Apreté los labios, acomodé el tirante de la mochila sobre mi hombro para cruzar el césped, rumbo a la camioneta blanca de tres filas de asientos qué obviamente estaba estacionada en calle frente a mi casa.
—Siéntate al frente, conmigo —me dijo Lanz cuando estaba a punto de subir a la parte trasera del auto.
—¡Oye! —refutó Iván, el chico castaño de grandes ojos y largas pestañas qué estaba sentado justo ahí, dando un brinco en dirección a Lanz y luego hacia mí.
Me le quedé viendo a Iván con un rostro inexpresivo.
—¿Enserio? —Me miró.
Le sonreí.
Iván puso los ojos en blanco, soltó un gran suspiro, desabrochó su cinturón, abrió la puerta de mala gana para subir al último asiento trasero junto a su primo, una de las otras dos personas que iban en la camioneta y qué por cierto apenas me saludaron pues estaban clavados en sus celulares antes de qué llegara el momento de apagarlos.
—Gracias —le dije al sentarme.
—¿Estas segura de qué son solo amigos? ¿No te gusta Lanz? —espetó Iván desde atrás.
Lanz ni se inmutó, sabíamos a la perfección lo qué eramos.
—¿Y tú, estas seguro? Si no lo estas con gusto te dejo el lugar y compruebas tus verdaderos sentimientos por él durante el camino—contraataqué al cerrar la puerta.
—Como sea. De regreso yo me sentaré al frente ¿De acuerdo?
—De acuerdo, lo prometo al regresar no evitaré que tú te sientes aquí —aseguré.
Lanz se cubrió la boca con la mano derecha y se rio para sus adentros.
—¿Y Cintia? —me dirigí a Lanz.
—De comparas con mamá. No la traje por la misma razón por la qué no te deje sentarte halla atrás.
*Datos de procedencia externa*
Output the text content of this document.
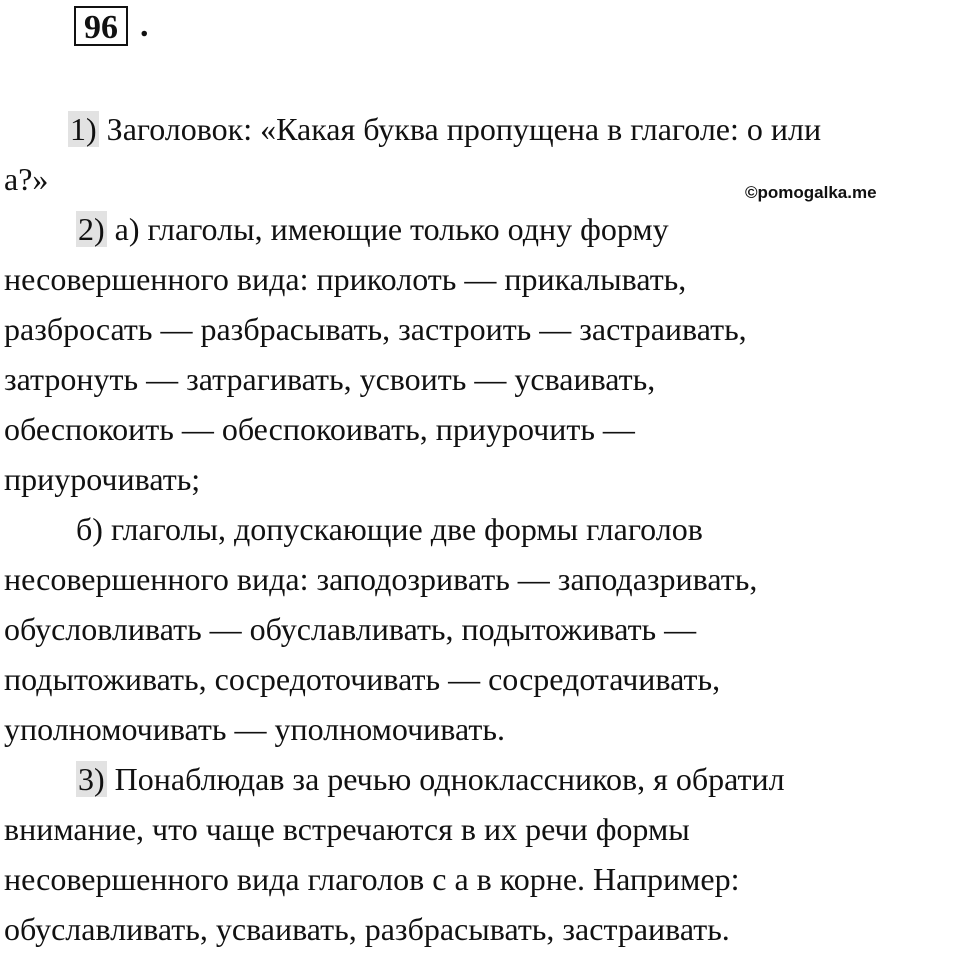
96 .
©pomogalka.me
1) Заголовок: «Какая буква пропущена в глаголе: о или
а?»
2) а) глаголы, имеющие только одну форму
несовершенного вида: приколоть — прикалывать,
разбросать — разбрасывать, застроить — застраивать,
затронуть — затрагивать, усвоить — усваивать,
обеспокоить — обеспокоивать, приурочить —
приурочивать;
б) глаголы, допускающие две формы глаголов
несовершенного вида: заподозривать — заподазривать,
обусловливать — обуславливать, подытоживать —
подытоживать, сосредоточивать — сосредотачивать,
уполномочивать — уполномочивать.
3) Понаблюдав за речью одноклассников, я обратил
внимание, что чаще встречаются в их речи формы
несовершенного вида глаголов с а в корне. Например:
обуславливать, усваивать, разбрасывать, застраивать.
Cintia es su hermana menor tiene la misma edad qué Annia.
Esas píldoras me hacen sentirme demasiado aflojerada para mi gusto, se supone qué controlan los nervios, me noquean totalmente pero dicen qué es cuestión de tiempo para qué mi cuerpo se adapte a ellas poco a poco.
Dejé caer la cabeza sobre el respaldo y cerré los ojos.